A professora Luciana Ramos, de Direito Constitucional da FGV, argumenta que a diversidade dos julgadores contribui para fazer valer objetivos constitucionais, além de ser relevante sob o aspecto simbólico.
"Ter perspectivas diversas dentro de um ambiente colegiado como o STF é de extrema importância porque ajuda a fazer juz a um dos objetivos da República, que é a redução das desigualdades, exposto no artigo terceiro da Constituição", afirma.
"Mulheres têm opiniões diversas, mas há mais chances de mudança na tomada de decisão se elas estão mais presentes, já que têm outra perspectiva sobre temas como gravidez", exemplifica.
Além da perspectiva de gênero, há especialistas e movimentos que defendem a indicação inédita de uma mulher negra para o tribunal.
"A tradição política das mulheres negras é fundamentalmente progressista. Existem exemplos diferentes disso, mas eles são quase residuais", diz Gabrielle Abreu, uma das coordenadoras do movimento MND (Mulheres Negras Decidem).
"Ter uma mulher negra progressista nesse espaço é um recado à sociedade de que a justiça brasileira pode ser um caminho de transformação e mudança", acrescenta.
O MND defende os nomes da promotora Lívia Sant'Anna Vaz, da juíza federal Adriana Cruz e da advogada Soraia Mendes para a vaga de Rosa Weber. Segundo Abreu, a lista chegou a interlocutores de Lula, que não se manifestou sobre o tema.

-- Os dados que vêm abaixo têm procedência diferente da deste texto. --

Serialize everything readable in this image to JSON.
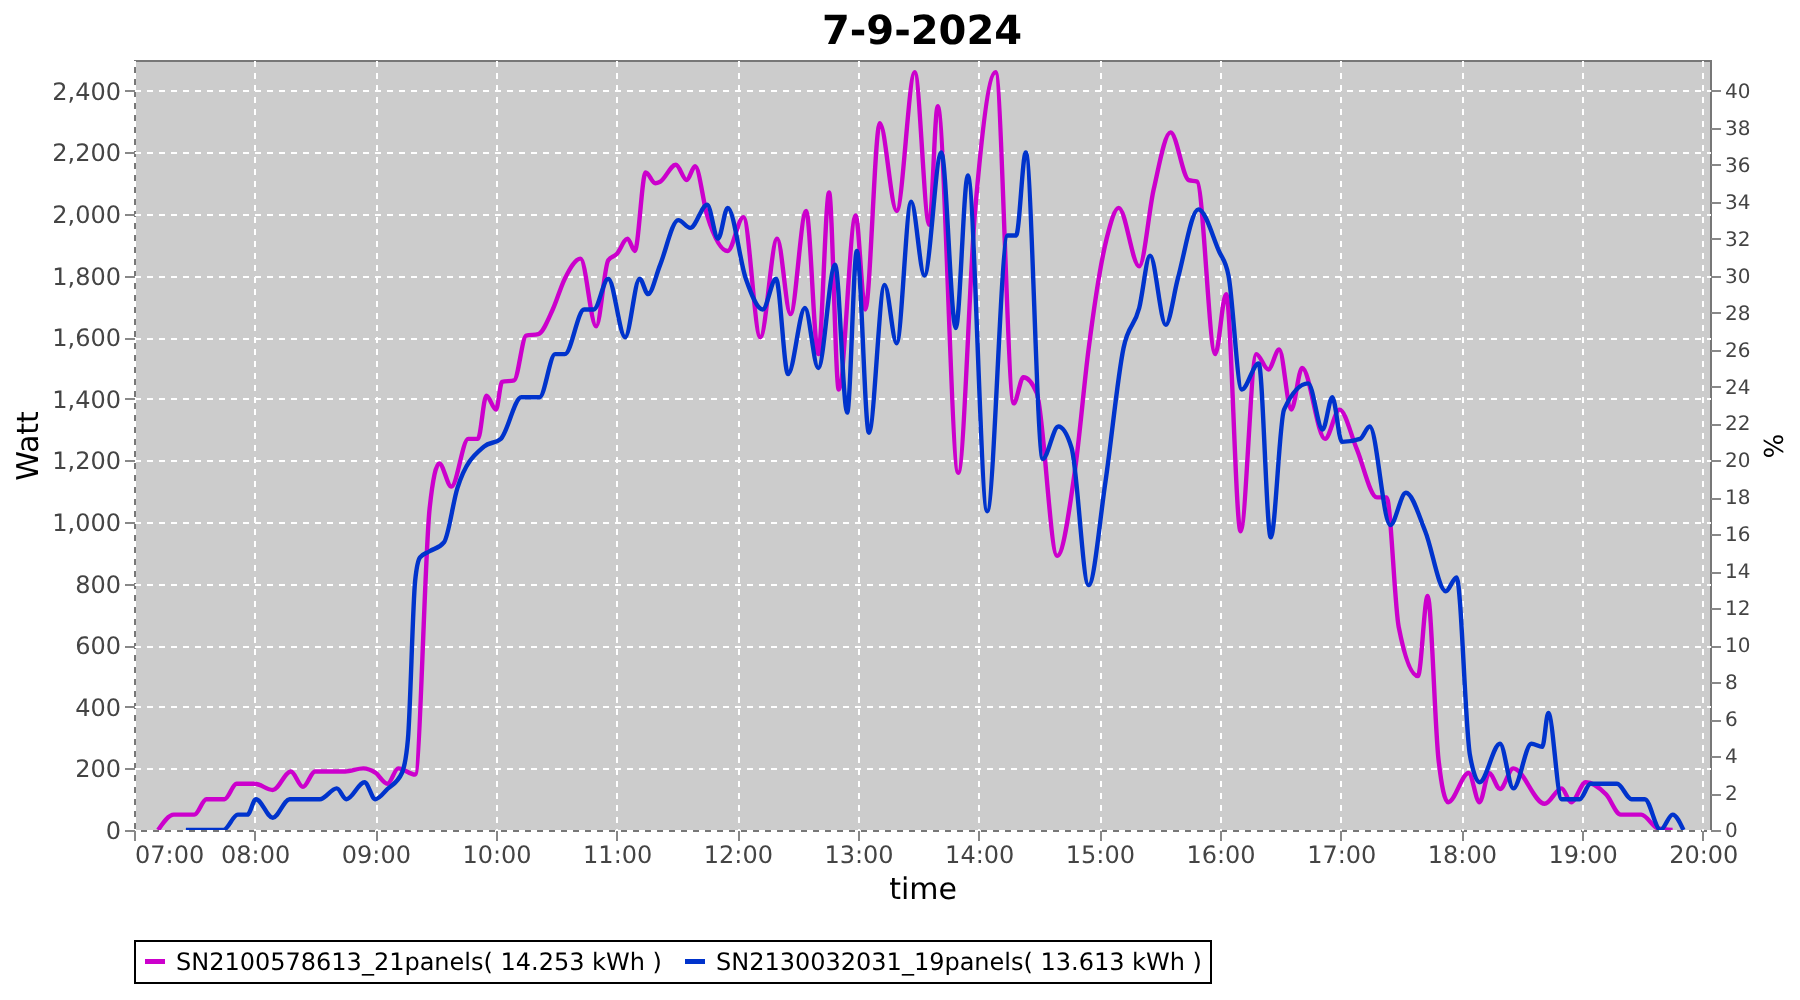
{
  "chart_data": {
    "type": "line",
    "title": "7-9-2024",
    "xlabel": "time",
    "ylabel": "Watt",
    "y2label": "%",
    "xlim": [
      7,
      20.06
    ],
    "xticks": [
      {
        "value": 7,
        "label": "07:00"
      },
      {
        "value": 8,
        "label": "08:00"
      },
      {
        "value": 9,
        "label": "09:00"
      },
      {
        "value": 10,
        "label": "10:00"
      },
      {
        "value": 11,
        "label": "11:00"
      },
      {
        "value": 12,
        "label": "12:00"
      },
      {
        "value": 13,
        "label": "13:00"
      },
      {
        "value": 14,
        "label": "14:00"
      },
      {
        "value": 15,
        "label": "15:00"
      },
      {
        "value": 16,
        "label": "16:00"
      },
      {
        "value": 17,
        "label": "17:00"
      },
      {
        "value": 18,
        "label": "18:00"
      },
      {
        "value": 19,
        "label": "19:00"
      },
      {
        "value": 20,
        "label": "20:00"
      }
    ],
    "ylim": [
      0,
      2500
    ],
    "yticks": [
      0,
      200,
      400,
      600,
      800,
      {
        "value": 1000,
        "label": "1,000"
      },
      {
        "value": 1200,
        "label": "1,200"
      },
      {
        "value": 1400,
        "label": "1,400"
      },
      {
        "value": 1600,
        "label": "1,600"
      },
      {
        "value": 1800,
        "label": "1,800"
      },
      {
        "value": 2000,
        "label": "2,000"
      },
      {
        "value": 2200,
        "label": "2,200"
      },
      {
        "value": 2400,
        "label": "2,400"
      }
    ],
    "y2lim": [
      0,
      41.67
    ],
    "y2ticks": [
      0,
      2,
      4,
      6,
      8,
      10,
      12,
      14,
      16,
      18,
      20,
      22,
      24,
      26,
      28,
      30,
      32,
      34,
      36,
      38,
      40
    ],
    "grid": true,
    "legend": "bottom",
    "line_style": "solid",
    "series": [
      {
        "name": "SN2100578613_21panels( 14.253 kWh )",
        "color": "#cc00cc",
        "x": [
          7.2,
          7.33,
          7.5,
          7.6,
          7.75,
          7.85,
          8.0,
          8.15,
          8.3,
          8.4,
          8.5,
          8.75,
          8.9,
          9.0,
          9.1,
          9.19,
          9.33,
          9.45,
          9.53,
          9.63,
          9.77,
          9.85,
          9.92,
          10.0,
          10.05,
          10.15,
          10.25,
          10.35,
          10.47,
          10.57,
          10.7,
          10.83,
          10.93,
          11.0,
          11.09,
          11.15,
          11.24,
          11.32,
          11.36,
          11.49,
          11.58,
          11.65,
          11.75,
          11.92,
          12.05,
          12.19,
          12.33,
          12.44,
          12.57,
          12.67,
          12.76,
          12.84,
          12.98,
          13.06,
          13.18,
          13.32,
          13.47,
          13.59,
          13.66,
          13.83,
          13.97,
          14.14,
          14.29,
          14.37,
          14.48,
          14.65,
          14.8,
          14.91,
          15.06,
          15.16,
          15.33,
          15.45,
          15.59,
          15.74,
          15.81,
          15.96,
          16.05,
          16.17,
          16.3,
          16.4,
          16.49,
          16.59,
          16.68,
          16.87,
          16.99,
          17.13,
          17.3,
          17.38,
          17.48,
          17.64,
          17.72,
          17.81,
          17.89,
          18.06,
          18.15,
          18.23,
          18.32,
          18.43,
          18.69,
          18.83,
          18.91,
          19.03,
          19.2,
          19.32,
          19.49,
          19.63,
          19.75
        ],
        "values": [
          0,
          50,
          50,
          100,
          100,
          150,
          150,
          130,
          190,
          140,
          190,
          190,
          200,
          186,
          150,
          200,
          180,
          1045,
          1190,
          1115,
          1270,
          1270,
          1410,
          1365,
          1455,
          1460,
          1605,
          1610,
          1690,
          1790,
          1855,
          1635,
          1850,
          1870,
          1920,
          1880,
          2135,
          2100,
          2105,
          2160,
          2110,
          2155,
          1995,
          1880,
          1990,
          1600,
          1920,
          1675,
          2010,
          1545,
          2070,
          1430,
          1995,
          1690,
          2295,
          2010,
          2460,
          1965,
          2350,
          1160,
          2010,
          2460,
          1385,
          1470,
          1420,
          890,
          1175,
          1560,
          1920,
          2020,
          1830,
          2080,
          2265,
          2110,
          2105,
          1545,
          1740,
          970,
          1545,
          1495,
          1560,
          1365,
          1500,
          1270,
          1365,
          1240,
          1080,
          1080,
          660,
          500,
          760,
          230,
          90,
          185,
          90,
          185,
          133,
          200,
          85,
          135,
          90,
          155,
          115,
          50,
          50,
          5,
          0
        ]
      },
      {
        "name": "SN2130032031_19panels( 13.613 kWh )",
        "color": "#0033cc",
        "x": [
          7.43,
          7.57,
          7.74,
          7.86,
          7.94,
          8.01,
          8.15,
          8.29,
          8.54,
          8.68,
          8.76,
          8.91,
          9.0,
          9.1,
          9.22,
          9.27,
          9.33,
          9.37,
          9.45,
          9.57,
          9.68,
          9.9,
          10.04,
          10.21,
          10.36,
          10.49,
          10.57,
          10.73,
          10.81,
          10.93,
          11.07,
          11.19,
          11.26,
          11.36,
          11.51,
          11.61,
          11.75,
          11.84,
          11.92,
          12.07,
          12.21,
          12.32,
          12.42,
          12.56,
          12.67,
          12.81,
          12.91,
          12.99,
          13.09,
          13.22,
          13.32,
          13.44,
          13.55,
          13.69,
          13.81,
          13.91,
          14.07,
          14.24,
          14.31,
          14.39,
          14.53,
          14.66,
          14.77,
          14.91,
          15.05,
          15.2,
          15.33,
          15.42,
          15.55,
          15.65,
          15.82,
          15.99,
          16.07,
          16.18,
          16.32,
          16.42,
          16.53,
          16.73,
          16.85,
          16.93,
          17.01,
          17.16,
          17.24,
          17.41,
          17.54,
          17.7,
          17.87,
          17.96,
          18.07,
          18.15,
          18.32,
          18.43,
          18.58,
          18.67,
          18.72,
          18.83,
          18.98,
          19.07,
          19.29,
          19.41,
          19.52,
          19.65,
          19.75,
          19.84
        ],
        "values": [
          0,
          0,
          0,
          50,
          50,
          100,
          40,
          100,
          100,
          135,
          100,
          155,
          100,
          133,
          185,
          295,
          810,
          885,
          905,
          935,
          1110,
          1245,
          1270,
          1405,
          1405,
          1545,
          1545,
          1690,
          1690,
          1790,
          1600,
          1790,
          1740,
          1835,
          1980,
          1955,
          2030,
          1920,
          2020,
          1790,
          1690,
          1790,
          1480,
          1695,
          1500,
          1835,
          1355,
          1880,
          1290,
          1770,
          1580,
          2040,
          1800,
          2200,
          1630,
          2125,
          1035,
          1930,
          1930,
          2200,
          1205,
          1310,
          1240,
          795,
          1130,
          1565,
          1695,
          1865,
          1640,
          1790,
          2015,
          1880,
          1800,
          1430,
          1515,
          950,
          1365,
          1450,
          1300,
          1405,
          1260,
          1270,
          1310,
          990,
          1095,
          970,
          775,
          820,
          245,
          155,
          280,
          135,
          280,
          270,
          380,
          100,
          100,
          150,
          150,
          100,
          100,
          0,
          50,
          0
        ]
      }
    ]
  }
}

As especialistas ponderam que, embora a indicação feminina não garanta uma abordagem sensível aos problemas que atingem as mulheres de maneira distintas, excluí-las normaliza o viés masculino.

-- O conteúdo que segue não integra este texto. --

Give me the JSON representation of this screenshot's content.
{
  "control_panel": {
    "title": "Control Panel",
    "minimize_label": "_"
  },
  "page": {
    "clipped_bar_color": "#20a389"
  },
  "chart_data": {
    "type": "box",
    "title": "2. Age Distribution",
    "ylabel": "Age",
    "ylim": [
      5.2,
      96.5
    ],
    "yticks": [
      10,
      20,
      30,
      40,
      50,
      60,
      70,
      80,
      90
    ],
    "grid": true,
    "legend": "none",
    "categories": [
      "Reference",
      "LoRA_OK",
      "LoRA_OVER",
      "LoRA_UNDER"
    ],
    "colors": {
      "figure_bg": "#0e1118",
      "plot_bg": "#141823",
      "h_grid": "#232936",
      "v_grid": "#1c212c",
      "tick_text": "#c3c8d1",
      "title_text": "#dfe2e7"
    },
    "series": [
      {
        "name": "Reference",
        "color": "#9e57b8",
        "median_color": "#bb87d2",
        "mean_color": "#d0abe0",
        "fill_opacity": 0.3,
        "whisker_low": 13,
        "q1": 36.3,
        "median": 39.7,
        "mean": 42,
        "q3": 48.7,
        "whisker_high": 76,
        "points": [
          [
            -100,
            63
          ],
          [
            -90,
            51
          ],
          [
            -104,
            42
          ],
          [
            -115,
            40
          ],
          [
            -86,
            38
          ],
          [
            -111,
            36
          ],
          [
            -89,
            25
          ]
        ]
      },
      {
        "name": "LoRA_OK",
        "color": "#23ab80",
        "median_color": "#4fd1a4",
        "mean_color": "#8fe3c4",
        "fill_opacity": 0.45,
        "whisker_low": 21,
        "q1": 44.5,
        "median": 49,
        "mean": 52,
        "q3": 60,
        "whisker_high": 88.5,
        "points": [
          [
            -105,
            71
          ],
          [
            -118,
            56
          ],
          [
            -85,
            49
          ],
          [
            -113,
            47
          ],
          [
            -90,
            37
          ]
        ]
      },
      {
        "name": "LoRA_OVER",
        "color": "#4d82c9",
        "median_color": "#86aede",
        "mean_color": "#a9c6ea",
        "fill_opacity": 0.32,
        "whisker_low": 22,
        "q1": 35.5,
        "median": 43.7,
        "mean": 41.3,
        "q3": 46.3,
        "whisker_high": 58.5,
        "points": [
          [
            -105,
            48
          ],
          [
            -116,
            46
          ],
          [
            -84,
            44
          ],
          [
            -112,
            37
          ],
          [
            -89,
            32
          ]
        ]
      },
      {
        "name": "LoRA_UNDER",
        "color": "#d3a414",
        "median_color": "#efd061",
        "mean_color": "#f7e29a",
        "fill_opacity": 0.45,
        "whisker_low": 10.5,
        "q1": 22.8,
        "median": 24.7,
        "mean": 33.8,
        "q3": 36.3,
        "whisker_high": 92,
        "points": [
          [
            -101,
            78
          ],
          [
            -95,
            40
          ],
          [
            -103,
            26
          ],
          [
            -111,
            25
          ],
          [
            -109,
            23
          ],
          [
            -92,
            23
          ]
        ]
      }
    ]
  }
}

Normas do CNJ (Conselho Nacional de Justiça) sobre gênero e direitos humanos das mulheres foram mapeadas pelo estudo "Gênero e Direitos Humanos no Poder Judiciário Brasileiro", da Enfam (Escola Nacional de Formação e Aperfeiçoamento de Magistrados).

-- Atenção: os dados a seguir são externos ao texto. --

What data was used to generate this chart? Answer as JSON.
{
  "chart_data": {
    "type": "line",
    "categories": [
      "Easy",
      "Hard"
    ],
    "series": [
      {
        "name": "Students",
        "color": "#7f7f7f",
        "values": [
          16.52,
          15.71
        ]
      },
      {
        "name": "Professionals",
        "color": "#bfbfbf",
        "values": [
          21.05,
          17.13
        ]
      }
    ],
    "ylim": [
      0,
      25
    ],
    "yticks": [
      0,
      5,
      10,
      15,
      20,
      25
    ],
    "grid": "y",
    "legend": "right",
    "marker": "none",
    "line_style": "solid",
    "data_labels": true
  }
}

Na gestão de Cármen Lúcia foram fomentadas iniciativas que ajudaram a criar a política judiciária de enfrentamento à violência doméstica e aprovada a política de incentivo à participação feminina no Judiciário.
Sob Rosa Weber, o CNJ aprovou um protocolo para a adoção de perspectiva de gênero nos julgamentos e a política de equidade racial, entre outras normas.
A professora Fabiana Severi, da Faculdade de Direito da USP de Ribeirão Preto, cita ainda a atuação da ex-ministra Ellen Gracie, que ao presidir o STF, quando a Lei Maria da Penha foi promulgada, estabeleceu ações estratégicas para que as varas e as unidades judiciárias de competência para violência doméstica fossem implementadas em todos os tribunais estaduais.
Outro exemplo é a advogada Deborah Duprat, diz, lembrando que em 2009, ela foi procuradora-geral da República por 22 dias, e, no período, desengavetou e ajuizou ações.
"Uma delas foi a ação sobre o aborto de anencéfalos. Ela ajuizou processo sobre a marcha da maconha, a grilagem na Amazônia, reconhecendo que a regulamentação de algumas áreas impactava os direitos de populações indígenas. Ela também foi responsável pela ação que garantiu a união civil entre homossexuais", afirma Severi.
Antes de encerrar o mandato, a magistrada pautou no CNJ o julgamento de uma política de alternância de gênero no preenchimento de vagas para a segunda instância do Judiciário e liberou para análise do STF a ação que trata da descriminalização do aborto, da qual é relatora.
Rosa votou a favor da descriminalização do aborto nas 12 primeiras semanas de gestação. A ação começou a ser julgada virtualmente no dia 22 passado, mas um pedido de destaque apresentado pelo ministro Luís Roberto Barroso jogou a ação para o plenário físico, ainda sem data definida.